By 1815, Riggs and Peabody entered into a partnership under the firm name of Riggs & Peabody, dry goods merchant. Business flourished and soon they expanded to Baltimore in 1816. By 1821, they had offices in New York City and Philadelphia. In 1822 the firm's name was changed to Riggs, Peabody & Co. with the main office in Baltimore. In 1829 the partnership was dissolved and Riggs retired to New York City. His estate is now part of the United States Custom House in New York.

=== Banking ===
Riggs and Peabody continued their business ventures and engaged in international finance. They were mainly concerned with restoring the credit of Maryland abroad after the depression of 1841 to 1842 and disposed a bond issue of $8 million. Before moving to New York, Elisha established the bank of Corcoran & Riggs in Washington, D.C., which was organized by William Wilson Corcoran and Riggs' son, George, and financed by Elisha. When the United States sought a loan to finance the Mexican–American War, the Riggs bank was the only institution to bid for the full amount and lent the government $34 million in 1847 and 1848. After the retirement of Corcoran, Elisha's son George Washington Riggs and his grandson Elisha Francis Riggs took over the business as Riggs & Co. in Washington. It was successfully run as such until July 1896 when it assumed its present name as the Riggs National Bank. The bank still stands at its original location as PNC Bank (Riggs was acquired by PNC Financial Services in 2005).

==Personal life==
On September 17, 1812, Riggs was married to Alice Lawrason (1791–1817), a daughter of James Lawrason and Alice ( Levering) Lawrason. Before her death on April 16, 1817, they were the parents of several children, including two surviving sons:

- George Washington Riggs (1813–1881), who married Janet Madeleine Cecilia Shedden and had nine children.
- Lawrason Riggs (1814–1884), who married three times, including to Mary Turpin Bright (a daughter of Sen. Jesse D. Bright) and had thirteen children.

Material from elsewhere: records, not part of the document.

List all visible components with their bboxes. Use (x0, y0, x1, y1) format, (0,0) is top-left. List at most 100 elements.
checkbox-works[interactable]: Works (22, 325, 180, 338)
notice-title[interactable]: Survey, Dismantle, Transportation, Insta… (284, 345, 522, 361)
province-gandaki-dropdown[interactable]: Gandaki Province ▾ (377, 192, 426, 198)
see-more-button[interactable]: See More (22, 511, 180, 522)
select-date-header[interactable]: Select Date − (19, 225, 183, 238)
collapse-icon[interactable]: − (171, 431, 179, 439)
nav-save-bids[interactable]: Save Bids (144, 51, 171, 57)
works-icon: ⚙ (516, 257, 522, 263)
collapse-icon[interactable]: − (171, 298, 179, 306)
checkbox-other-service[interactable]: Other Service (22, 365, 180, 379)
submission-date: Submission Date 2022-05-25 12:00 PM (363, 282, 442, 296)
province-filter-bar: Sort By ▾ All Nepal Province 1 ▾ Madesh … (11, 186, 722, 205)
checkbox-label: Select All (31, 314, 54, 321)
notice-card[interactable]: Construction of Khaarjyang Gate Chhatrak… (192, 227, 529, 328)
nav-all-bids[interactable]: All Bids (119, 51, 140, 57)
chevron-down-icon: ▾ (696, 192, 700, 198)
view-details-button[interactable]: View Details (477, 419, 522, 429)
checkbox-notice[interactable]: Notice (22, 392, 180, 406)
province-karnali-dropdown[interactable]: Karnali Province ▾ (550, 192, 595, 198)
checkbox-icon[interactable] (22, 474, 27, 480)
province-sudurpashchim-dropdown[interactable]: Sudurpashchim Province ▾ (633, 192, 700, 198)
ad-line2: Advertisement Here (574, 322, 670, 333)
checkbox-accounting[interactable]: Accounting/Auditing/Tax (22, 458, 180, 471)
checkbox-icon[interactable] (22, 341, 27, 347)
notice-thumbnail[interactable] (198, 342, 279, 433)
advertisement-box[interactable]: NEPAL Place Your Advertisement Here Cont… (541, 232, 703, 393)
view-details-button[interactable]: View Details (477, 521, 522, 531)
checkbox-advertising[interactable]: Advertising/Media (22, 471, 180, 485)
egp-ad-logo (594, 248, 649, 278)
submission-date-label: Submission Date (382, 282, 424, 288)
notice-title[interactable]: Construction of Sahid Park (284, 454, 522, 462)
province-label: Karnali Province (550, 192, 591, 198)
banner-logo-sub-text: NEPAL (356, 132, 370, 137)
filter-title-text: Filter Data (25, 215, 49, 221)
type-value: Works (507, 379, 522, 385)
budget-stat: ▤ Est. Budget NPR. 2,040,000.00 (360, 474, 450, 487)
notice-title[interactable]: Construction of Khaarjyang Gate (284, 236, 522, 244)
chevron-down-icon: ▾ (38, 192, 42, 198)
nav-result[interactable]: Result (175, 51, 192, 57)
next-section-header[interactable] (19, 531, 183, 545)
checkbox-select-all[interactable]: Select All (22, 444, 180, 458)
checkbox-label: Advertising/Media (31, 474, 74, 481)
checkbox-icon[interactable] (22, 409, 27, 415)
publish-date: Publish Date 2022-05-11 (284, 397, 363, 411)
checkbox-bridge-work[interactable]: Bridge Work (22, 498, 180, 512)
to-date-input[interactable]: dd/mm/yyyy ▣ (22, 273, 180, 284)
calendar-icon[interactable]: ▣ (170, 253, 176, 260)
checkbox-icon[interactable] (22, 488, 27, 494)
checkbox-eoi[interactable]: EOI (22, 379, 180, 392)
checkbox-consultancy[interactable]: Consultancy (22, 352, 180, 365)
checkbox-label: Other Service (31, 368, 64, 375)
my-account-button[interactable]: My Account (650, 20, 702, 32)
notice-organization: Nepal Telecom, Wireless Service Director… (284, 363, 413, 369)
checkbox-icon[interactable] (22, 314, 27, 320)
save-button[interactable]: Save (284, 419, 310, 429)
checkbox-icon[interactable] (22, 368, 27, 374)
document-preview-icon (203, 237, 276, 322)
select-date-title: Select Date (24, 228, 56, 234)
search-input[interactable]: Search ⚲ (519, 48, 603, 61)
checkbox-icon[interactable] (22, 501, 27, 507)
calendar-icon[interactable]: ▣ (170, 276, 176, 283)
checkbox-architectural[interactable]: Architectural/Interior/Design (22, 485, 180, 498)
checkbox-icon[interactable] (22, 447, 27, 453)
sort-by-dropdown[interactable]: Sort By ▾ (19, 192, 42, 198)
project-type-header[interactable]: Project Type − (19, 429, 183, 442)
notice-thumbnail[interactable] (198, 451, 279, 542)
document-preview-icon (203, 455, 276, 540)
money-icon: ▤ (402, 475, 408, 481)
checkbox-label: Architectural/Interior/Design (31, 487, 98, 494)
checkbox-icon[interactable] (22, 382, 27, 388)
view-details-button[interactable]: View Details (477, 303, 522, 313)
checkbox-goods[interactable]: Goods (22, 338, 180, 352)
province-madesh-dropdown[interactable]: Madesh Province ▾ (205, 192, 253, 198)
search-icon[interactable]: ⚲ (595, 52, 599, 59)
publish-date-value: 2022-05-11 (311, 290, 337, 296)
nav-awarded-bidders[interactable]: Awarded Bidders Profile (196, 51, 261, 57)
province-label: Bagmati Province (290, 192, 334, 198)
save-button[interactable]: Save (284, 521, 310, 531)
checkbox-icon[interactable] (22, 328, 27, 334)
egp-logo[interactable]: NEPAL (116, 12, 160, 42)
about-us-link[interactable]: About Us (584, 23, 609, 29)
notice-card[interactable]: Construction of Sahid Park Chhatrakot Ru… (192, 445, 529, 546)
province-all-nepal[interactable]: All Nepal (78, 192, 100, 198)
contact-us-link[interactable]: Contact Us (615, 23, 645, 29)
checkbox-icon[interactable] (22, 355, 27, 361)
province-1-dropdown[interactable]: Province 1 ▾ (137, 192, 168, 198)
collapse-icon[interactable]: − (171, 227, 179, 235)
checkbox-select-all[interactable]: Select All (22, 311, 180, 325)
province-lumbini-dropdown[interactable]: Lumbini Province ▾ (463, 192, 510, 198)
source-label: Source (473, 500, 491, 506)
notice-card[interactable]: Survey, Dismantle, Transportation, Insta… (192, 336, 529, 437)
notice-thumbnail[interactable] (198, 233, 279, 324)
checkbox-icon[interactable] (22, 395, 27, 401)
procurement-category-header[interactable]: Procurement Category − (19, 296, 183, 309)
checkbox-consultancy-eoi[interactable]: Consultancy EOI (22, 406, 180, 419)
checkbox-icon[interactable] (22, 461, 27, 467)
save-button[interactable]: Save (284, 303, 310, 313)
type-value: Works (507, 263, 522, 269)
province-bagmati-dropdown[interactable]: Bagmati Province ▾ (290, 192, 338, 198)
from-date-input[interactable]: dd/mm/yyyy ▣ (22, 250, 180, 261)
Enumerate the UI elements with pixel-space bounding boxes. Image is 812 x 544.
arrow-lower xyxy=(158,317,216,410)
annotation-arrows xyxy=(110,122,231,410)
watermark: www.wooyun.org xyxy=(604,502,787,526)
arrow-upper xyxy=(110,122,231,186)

On July 16, 1822, Riggs married Mary Ann Karrick (1798–1870), a daughter of Joseph Karrick and Rebecca ( Ord) Karrick of Philadelphia. Together, they were the parents of several children who lived abroad in Paris, including:

- Elisha Riggs Jr. (1826–1881), who married Mary Boswell of Philadelphia in 1849.
- Joseph Karrick Riggs (1828–1883), who married Rosalie Van Zandt in 1853 and lived in Paris. After his death, she married Prince Paolo Ruspoli in 1888.
- William Henry Riggs (1837–1924), who dedicated his life to armor collecting.
- Mary Alice Riggs (1839–1870), who married Samuel Wilkins Cragg.

Riggs died on August 3, 1853, in New York City, where he was buried. His widow died in Paris in February 1870.